Mind / Body Strength Through Dojo Etiquette

November 1, 2014

Our school has practical street self defense technique and advice administered and practiced daily, but our core belief is still to be a traditional dojo with all classes run in the most traditional manner. Why is this? We believe that traditional martial arts breeds discipline, mind/ body strength and self-defense expertise without fear of possibly dangerous confrontations because of the intensity of the spirit instilled during our classes. The only way to keep the school a traditional one is to teach and learn more through example.

I lead the way a traditional art should be practiced, our top members have absorbed the example that was placed before them, and they in turn show the example to others so that the entire dojo is run both fully traditionally and uniformly. It is not always easy to do this, but keeping our dojo as one that values the things that have made people mentally and physically strong and healthy is worth it. One thing lost by so many people is the formality that must exist in a traditional school. The bow is the prime example of this. Another is how we speak to each other.

Watch people like Martha Gerty and Deb Daugherty speak to me and everyone here. They keep an edge of formality even when they are having fun. Dojo have always maintained a formal way of speaking to each other as a vehicle to become more orderly and disciplined while showing respect to their school and to the other members. Some people get it and others are not quite there yet, but showing through example not meaningless conversation is the way to encourage this. Let me give you an example of someone getting it as far as great black belt attitude and respect that is never forced upon anyone.

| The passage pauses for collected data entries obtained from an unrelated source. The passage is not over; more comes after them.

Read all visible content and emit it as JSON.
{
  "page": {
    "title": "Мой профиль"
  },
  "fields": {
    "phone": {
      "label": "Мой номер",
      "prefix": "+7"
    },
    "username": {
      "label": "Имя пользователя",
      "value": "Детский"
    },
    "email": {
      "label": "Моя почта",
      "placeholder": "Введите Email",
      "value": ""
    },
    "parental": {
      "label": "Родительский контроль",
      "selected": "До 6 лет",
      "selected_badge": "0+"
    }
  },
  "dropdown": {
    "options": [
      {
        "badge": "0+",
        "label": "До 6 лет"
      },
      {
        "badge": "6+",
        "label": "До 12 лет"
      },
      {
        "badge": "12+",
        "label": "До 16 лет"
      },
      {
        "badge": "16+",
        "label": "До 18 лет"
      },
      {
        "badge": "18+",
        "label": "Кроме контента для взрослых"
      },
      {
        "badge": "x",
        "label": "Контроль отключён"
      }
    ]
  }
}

On Wednesday, September 15th, Mr. Brandon Everson called to say he would not be here for class. When I answered the phone, the voice and the other said “hello Sensei this is Mr. Everson.” Before he even continued, I said to myself he gets it!

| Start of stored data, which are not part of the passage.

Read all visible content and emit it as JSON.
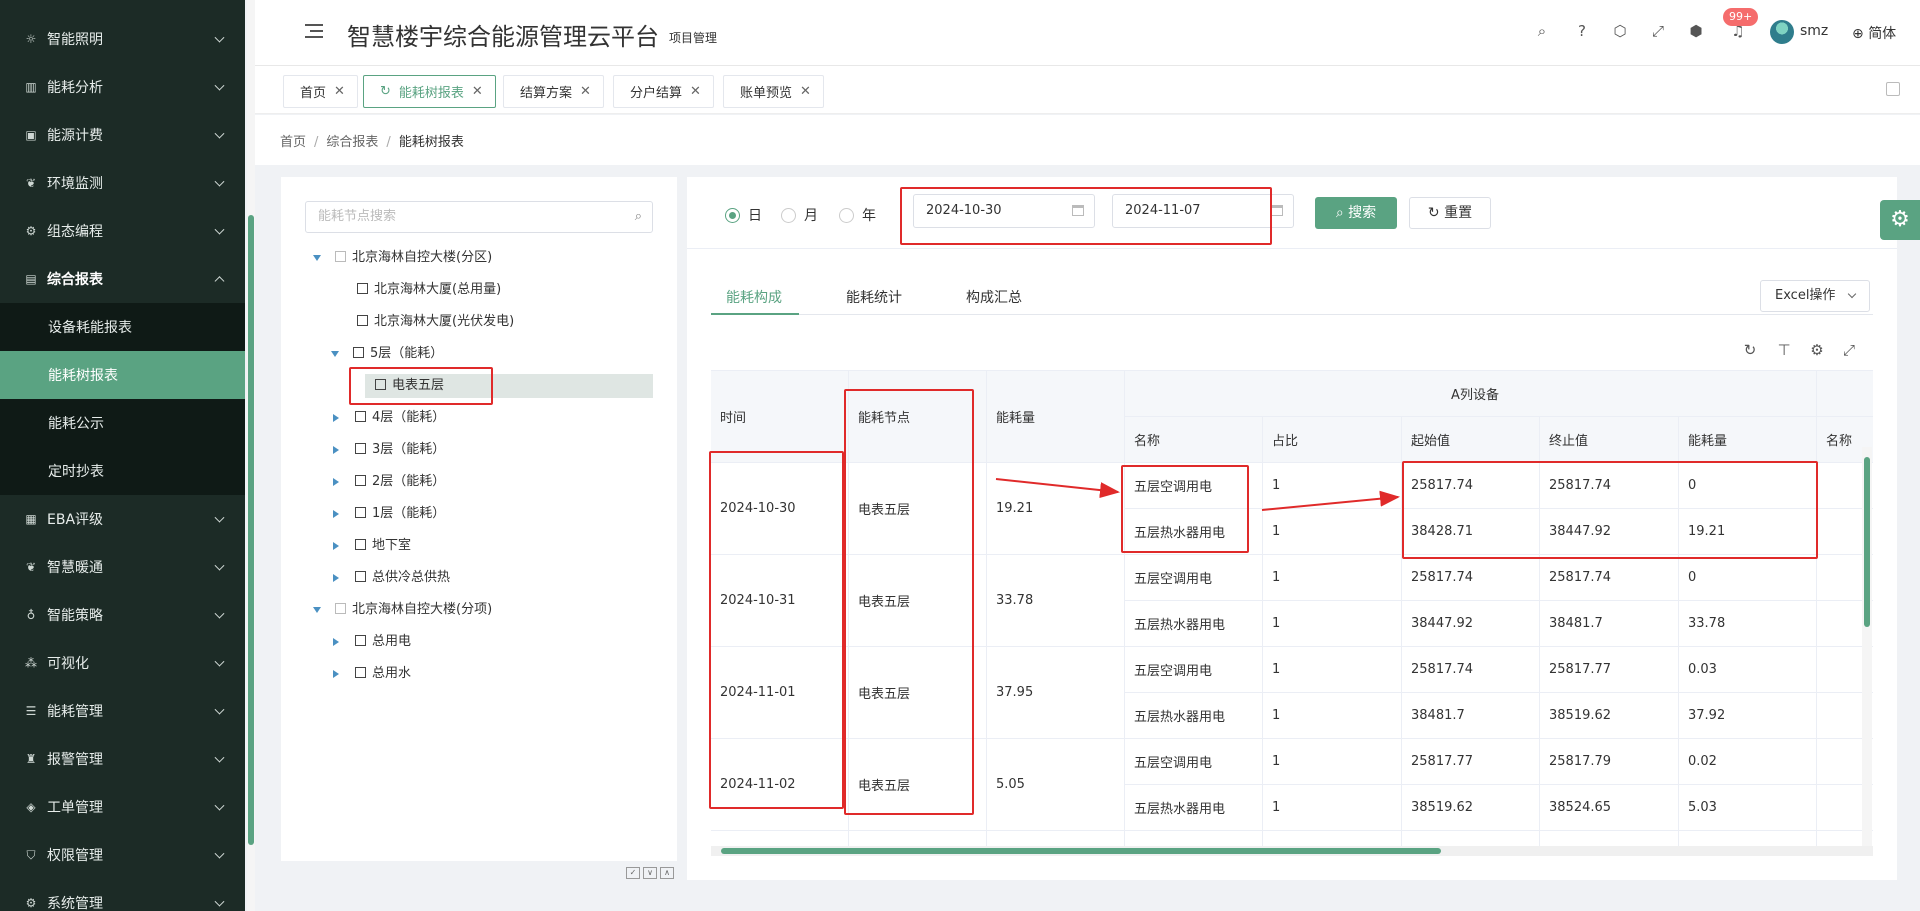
{
  "header": {
    "title": "智慧楼宇综合能源管理云平台",
    "subtitle": "项目管理",
    "badge": "99+",
    "username": "smz",
    "language": "简体"
  },
  "sidebar": {
    "items": [
      {
        "label": "智能照明"
      },
      {
        "label": "能耗分析"
      },
      {
        "label": "能源计费"
      },
      {
        "label": "环境监测"
      },
      {
        "label": "组态编程"
      },
      {
        "label": "综合报表"
      },
      {
        "label": "EBA评级"
      },
      {
        "label": "智慧暖通"
      },
      {
        "label": "智能策略"
      },
      {
        "label": "可视化"
      },
      {
        "label": "能耗管理"
      },
      {
        "label": "报警管理"
      },
      {
        "label": "工单管理"
      },
      {
        "label": "权限管理"
      },
      {
        "label": "系统管理"
      }
    ],
    "submenu": [
      {
        "label": "设备耗能报表"
      },
      {
        "label": "能耗树报表"
      },
      {
        "label": "能耗公示"
      },
      {
        "label": "定时抄表"
      }
    ]
  },
  "tabs": [
    {
      "label": "首页"
    },
    {
      "label": "能耗树报表"
    },
    {
      "label": "结算方案"
    },
    {
      "label": "分户结算"
    },
    {
      "label": "账单预览"
    }
  ],
  "breadcrumb": {
    "home": "首页",
    "parent": "综合报表",
    "current": "能耗树报表"
  },
  "tree": {
    "search_placeholder": "能耗节点搜索",
    "nodes": [
      {
        "label": "北京海林自控大楼(分区)"
      },
      {
        "label": "北京海林大厦(总用量)"
      },
      {
        "label": "北京海林大厦(光伏发电)"
      },
      {
        "label": "5层（能耗）"
      },
      {
        "label": "电表五层"
      },
      {
        "label": "4层（能耗）"
      },
      {
        "label": "3层（能耗）"
      },
      {
        "label": "2层（能耗）"
      },
      {
        "label": "1层（能耗）"
      },
      {
        "label": "地下室"
      },
      {
        "label": "总供冷总供热"
      },
      {
        "label": "北京海林自控大楼(分项)"
      },
      {
        "label": "总用电"
      },
      {
        "label": "总用水"
      }
    ]
  },
  "filters": {
    "day": "日",
    "month": "月",
    "year": "年",
    "start_date": "2024-10-30",
    "end_date": "2024-11-07",
    "search": "搜索",
    "reset": "重置"
  },
  "subtabs": [
    {
      "label": "能耗构成"
    },
    {
      "label": "能耗统计"
    },
    {
      "label": "构成汇总"
    }
  ],
  "excel_label": "Excel操作",
  "table": {
    "headers": {
      "time": "时间",
      "node": "能耗节点",
      "consumption": "能耗量",
      "group": "A列设备",
      "name": "名称",
      "ratio": "占比",
      "start": "起始值",
      "end": "终止值",
      "amount": "能耗量",
      "name2": "名称"
    },
    "rows": [
      {
        "time": "2024-10-30",
        "node": "电表五层",
        "consumption": "19.21",
        "devices": [
          {
            "name": "五层空调用电",
            "ratio": "1",
            "start": "25817.74",
            "end": "25817.74",
            "amount": "0"
          },
          {
            "name": "五层热水器用电",
            "ratio": "1",
            "start": "38428.71",
            "end": "38447.92",
            "amount": "19.21"
          }
        ]
      },
      {
        "time": "2024-10-31",
        "node": "电表五层",
        "consumption": "33.78",
        "devices": [
          {
            "name": "五层空调用电",
            "ratio": "1",
            "start": "25817.74",
            "end": "25817.74",
            "amount": "0"
          },
          {
            "name": "五层热水器用电",
            "ratio": "1",
            "start": "38447.92",
            "end": "38481.7",
            "amount": "33.78"
          }
        ]
      },
      {
        "time": "2024-11-01",
        "node": "电表五层",
        "consumption": "37.95",
        "devices": [
          {
            "name": "五层空调用电",
            "ratio": "1",
            "start": "25817.74",
            "end": "25817.77",
            "amount": "0.03"
          },
          {
            "name": "五层热水器用电",
            "ratio": "1",
            "start": "38481.7",
            "end": "38519.62",
            "amount": "37.92"
          }
        ]
      },
      {
        "time": "2024-11-02",
        "node": "电表五层",
        "consumption": "5.05",
        "devices": [
          {
            "name": "五层空调用电",
            "ratio": "1",
            "start": "25817.77",
            "end": "25817.79",
            "amount": "0.02"
          },
          {
            "name": "五层热水器用电",
            "ratio": "1",
            "start": "38519.62",
            "end": "38524.65",
            "amount": "5.03"
          }
        ]
      }
    ]
  },
  "colors": {
    "accent": "#5aa382",
    "sidebar": "#1c2b26",
    "annotation": "#e02a2a"
  }
}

I have known him and his family for years so why would he say this is Mr. Everson?

It is because he is a sharp person and he understands what a traditional dojo is and how you should speak and act there. Calling yourself and others formal names adds to the necessary attitude until no one even feels funny speaking as such.

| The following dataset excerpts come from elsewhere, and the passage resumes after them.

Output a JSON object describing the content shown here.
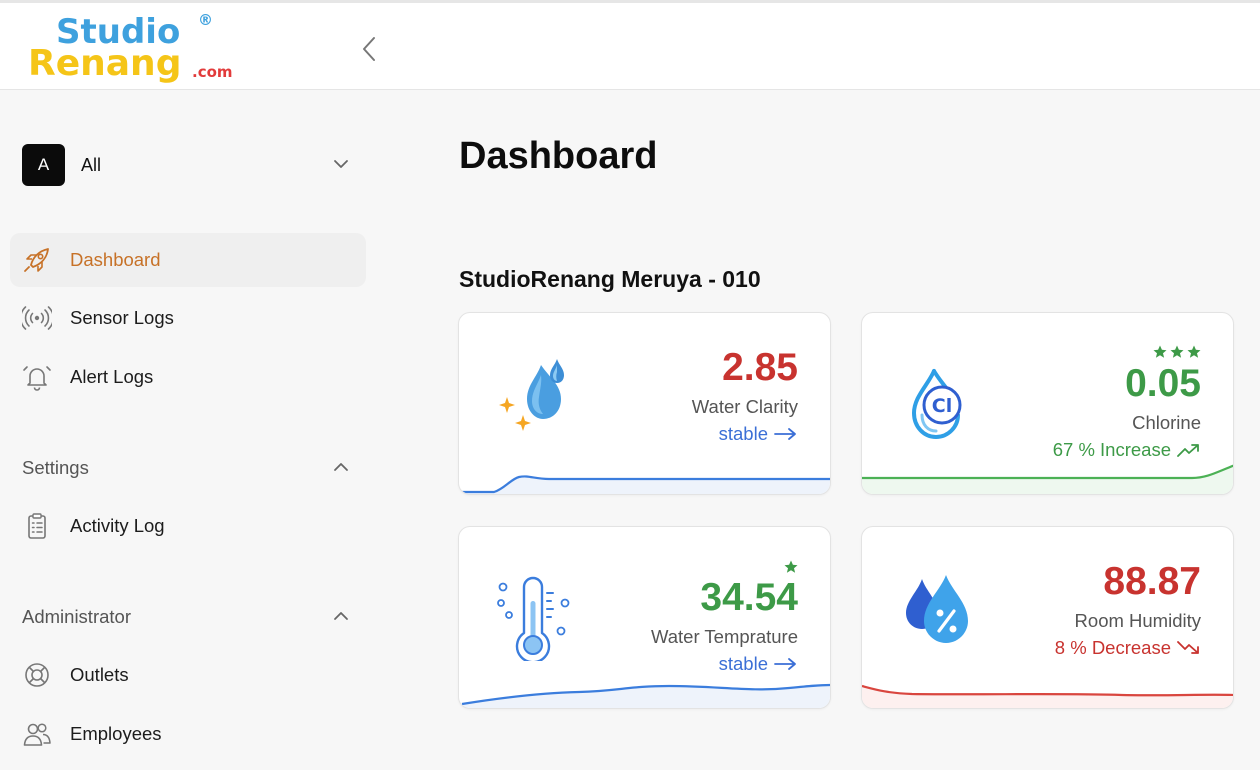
{
  "header": {
    "logo_line1": "Studio",
    "logo_line2": "Renang",
    "logo_suffix": ".com",
    "logo_mark": "®",
    "collapse_icon": "chevron-left-icon"
  },
  "outlet_selector": {
    "avatar": "A",
    "label": "All"
  },
  "nav": {
    "dashboard": "Dashboard",
    "sensor_logs": "Sensor Logs",
    "alert_logs": "Alert Logs",
    "settings": "Settings",
    "activity_log": "Activity Log",
    "administrator": "Administrator",
    "outlets": "Outlets",
    "employees": "Employees"
  },
  "page": {
    "title": "Dashboard",
    "outlet_name": "StudioRenang Meruya - 010"
  },
  "cards": [
    {
      "value": "2.85",
      "label": "Water Clarity",
      "trend": "stable",
      "trend_icon": "arrow-right-icon",
      "value_color": "#c8332f",
      "trend_color": "#3b6fd6",
      "stars": 0
    },
    {
      "value": "0.05",
      "label": "Chlorine",
      "trend": "67 % Increase",
      "trend_icon": "trending-up-icon",
      "value_color": "#3d9a47",
      "trend_color": "#3d9a47",
      "stars": 3
    },
    {
      "value": "34.54",
      "label": "Water Temprature",
      "trend": "stable",
      "trend_icon": "arrow-right-icon",
      "value_color": "#3d9a47",
      "trend_color": "#3b6fd6",
      "stars": 1
    },
    {
      "value": "88.87",
      "label": "Room Humidity",
      "trend": "8 % Decrease",
      "trend_icon": "trending-down-icon",
      "value_color": "#c8332f",
      "trend_color": "#c8332f",
      "stars": 0
    }
  ],
  "colors": {
    "accent": "#c77228",
    "good": "#3d9a47",
    "bad": "#c8332f",
    "info": "#3b6fd6"
  }
}
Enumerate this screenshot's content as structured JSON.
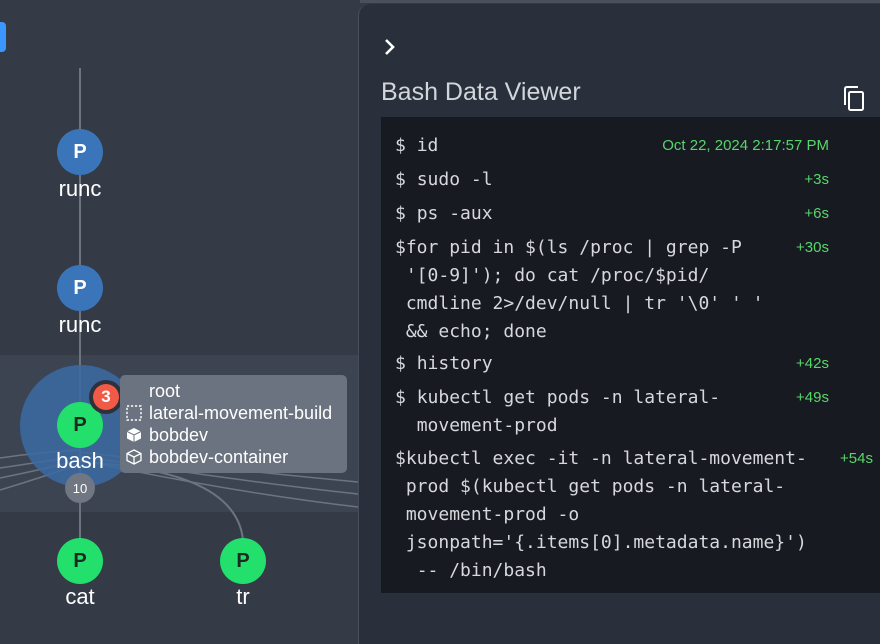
{
  "graph": {
    "nodes": [
      {
        "letter": "P",
        "label": "runc"
      },
      {
        "letter": "P",
        "label": "runc"
      },
      {
        "letter": "P",
        "label": "bash"
      },
      {
        "letter": "P",
        "label": "cat"
      },
      {
        "letter": "P",
        "label": "tr"
      }
    ],
    "selected": {
      "alert_count": "3",
      "child_count": "10"
    },
    "tooltip": {
      "rows": [
        {
          "icon": "user-icon",
          "text": "root"
        },
        {
          "icon": "namespace-icon",
          "text": "lateral-movement-build"
        },
        {
          "icon": "pod-icon",
          "text": "bobdev"
        },
        {
          "icon": "container-icon",
          "text": "bobdev-container"
        }
      ]
    }
  },
  "panel": {
    "title": "Bash Data Viewer",
    "commands": [
      {
        "prompt": "$",
        "text": " id",
        "time": "Oct 22, 2024 2:17:57 PM"
      },
      {
        "prompt": "$",
        "text": " sudo -l",
        "time": "+3s"
      },
      {
        "prompt": "$",
        "text": " ps -aux",
        "time": "+6s"
      },
      {
        "prompt": "$",
        "text": "for pid in $(ls /proc | grep -P\n'[0-9]'); do cat /proc/$pid/\ncmdline 2>/dev/null | tr '\\0' ' '\n&& echo; done",
        "time": "+30s"
      },
      {
        "prompt": "$",
        "text": " history",
        "time": "+42s"
      },
      {
        "prompt": "$",
        "text": " kubectl get pods -n lateral-\n movement-prod",
        "time": "+49s"
      },
      {
        "prompt": "$",
        "text": "kubectl exec -it -n lateral-movement-\nprod $(kubectl get pods -n lateral-\nmovement-prod -o\njsonpath='{.items[0].metadata.name}')\n -- /bin/bash",
        "time": "+54s"
      }
    ]
  },
  "colors": {
    "process_blue": "#3a74b9",
    "process_green": "#22e06b",
    "alert_red": "#f15a47",
    "timestamp_green": "#58d56b"
  }
}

Allow me to give you still another example. A man I’ve known for over 45 years is a really good and close friend of mine. He is a Sensei and an accomplished master who has had his own dojo for much longer than I have. So, keeping in mind the length of the time I have known him, we still address each other as Mr. Kimura and Mr. Kushner because that is just what you do if you are a traditional martial arts master. I never even considered calling him by his first name at all. We even address each other as such in written or email format.

So, even though it was proper for Mr. Everson to speak as he did, I was still so pleasantly surprised to have this man quietly and simply demonstrate that he does understand what proper traditional dojo etiquette and behavior is.